A partire dal 2025, la fotocamera, nota come Legacy Survey of Space and Time, scatterà 700 foto ogni notte per 10 anni in modo da catalogare il sistema solare ad un livello di alta precisione (6 terapixel). Questa esplorazione approfondita dell’universo aiuterà gli scienziati a comprendere sostanze misteriose come la materia oscura e l’energia oscura. E con un approccio su misura, secondo una simulazione del 2020, potrebbe anche aiutare gli astronomi a rilevare una mini-luna ogni tre mesi.

Nel 2027, un altro strumento della NASA, soprannominato NEO Surveyor, rileverà gli asteroidi dallo spazio effettuando una scansione completa del cielo ogni due settimane per caratterizzare asteroidi e comete potenzialmente pericolosi vicino all’orbita terrestre. Sebbene l’obiettivo principale di questo telescopio spaziale a infrarossi sia quello di proteggere l’umanità dagli “asteroidi killer”, ha il potenziale per scoprire piccole mini-lune nel processo.

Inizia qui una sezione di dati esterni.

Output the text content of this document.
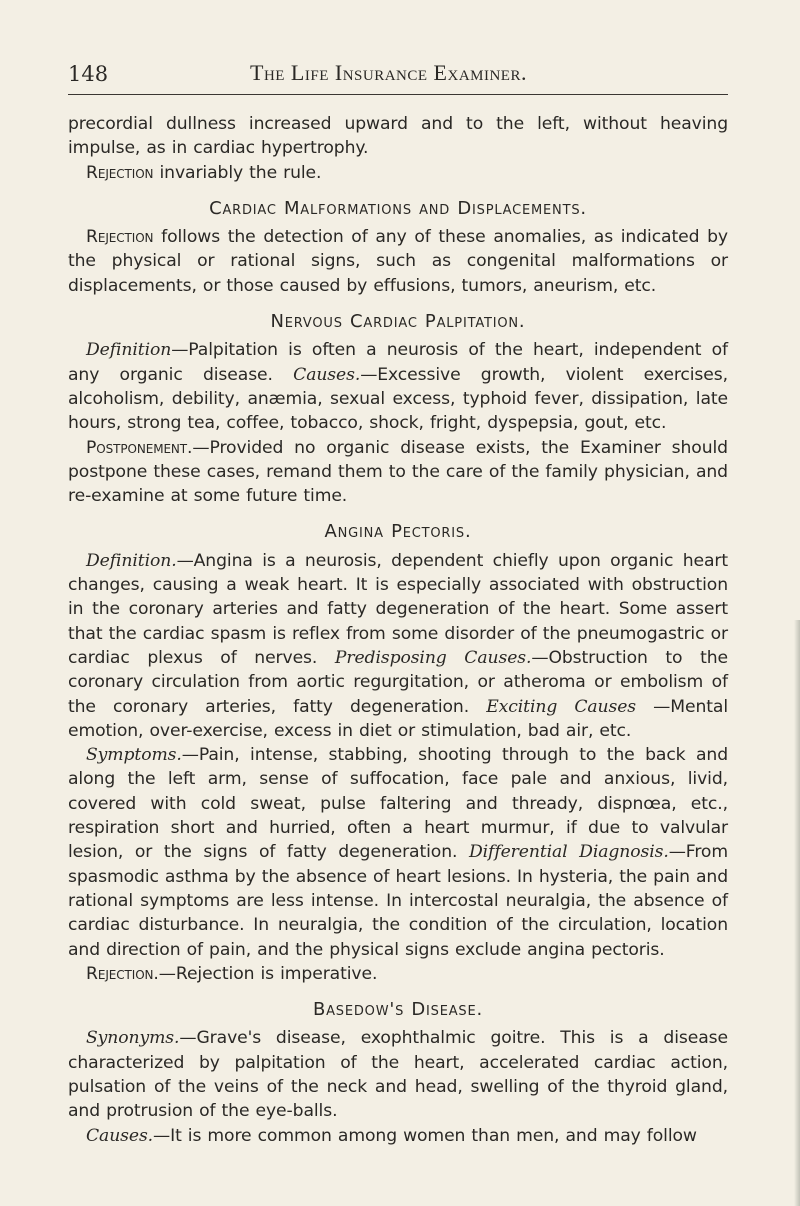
148	The Life Insurance Examiner.

precordial dullness increased upward and to the left, without heaving impulse, as in cardiac hypertrophy.

Rejection invariably the rule.

Cardiac Malformations and Displacements.

Rejection follows the detection of any of these anomalies, as indicated by the physical or rational signs, such as congenital malformations or displacements, or those caused by effusions, tumors, aneurism, etc.

Nervous Cardiac Palpitation.

Definition—Palpitation is often a neurosis of the heart, independent of any organic disease. Causes.—Excessive growth, violent exercises, alcoholism, debility, anæmia, sexual excess, typhoid fever, dissipation, late hours, strong tea, coffee, tobacco, shock, fright, dyspepsia, gout, etc.

Postponement.—Provided no organic disease exists, the Examiner should postpone these cases, remand them to the care of the family physician, and re-examine at some future time.

Angina Pectoris.

Definition.—Angina is a neurosis, dependent chiefly upon organic heart changes, causing a weak heart. It is especially associated with obstruction in the coronary arteries and fatty degeneration of the heart. Some assert that the cardiac spasm is reflex from some disorder of the pneumogastric or cardiac plexus of nerves. Predisposing Causes.—Obstruction to the coronary circulation from aortic regurgitation, or atheroma or embolism of the coronary arteries, fatty degeneration. Exciting Causes —Mental emotion, over-exercise, excess in diet or stimulation, bad air, etc.

Symptoms.—Pain, intense, stabbing, shooting through to the back and along the left arm, sense of suffocation, face pale and anxious, livid, covered with cold sweat, pulse faltering and thready, dispnœa, etc., respiration short and hurried, often a heart murmur, if due to valvular lesion, or the signs of fatty degeneration. Differential Diagnosis.—From spasmodic asthma by the absence of heart lesions. In hysteria, the pain and rational symptoms are less intense. In intercostal neuralgia, the absence of cardiac disturbance. In neuralgia, the condition of the circulation, location and direction of pain, and the physical signs exclude angina pectoris.

Rejection.—Rejection is imperative.

Basedow's Disease.

Synonyms.—Grave's disease, exophthalmic goitre. This is a disease characterized by palpitation of the heart, accelerated cardiac action, pulsation of the veins of the neck and head, swelling of the thyroid gland, and protrusion of the eye-balls.

Causes.—It is more common among women than men, and may follow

È troppo presto per dire se le mini-lune svolgeranno un ruolo chiave nella tecnologia dei veicoli spaziali o nelle operazioni minerarie, hanno spiegato gli esperti. Ma lo studio di questi compagni temporanei della Terra e di altri asteroidi vicini, potrebbe fornire indizi cruciali sui misteri del nostro sistema solare. Molti scienziati sostengono che gli asteroidi come Bennu, abbiano portato i semi della vita sulla Terra all’inizio della storia del nostro pianeta.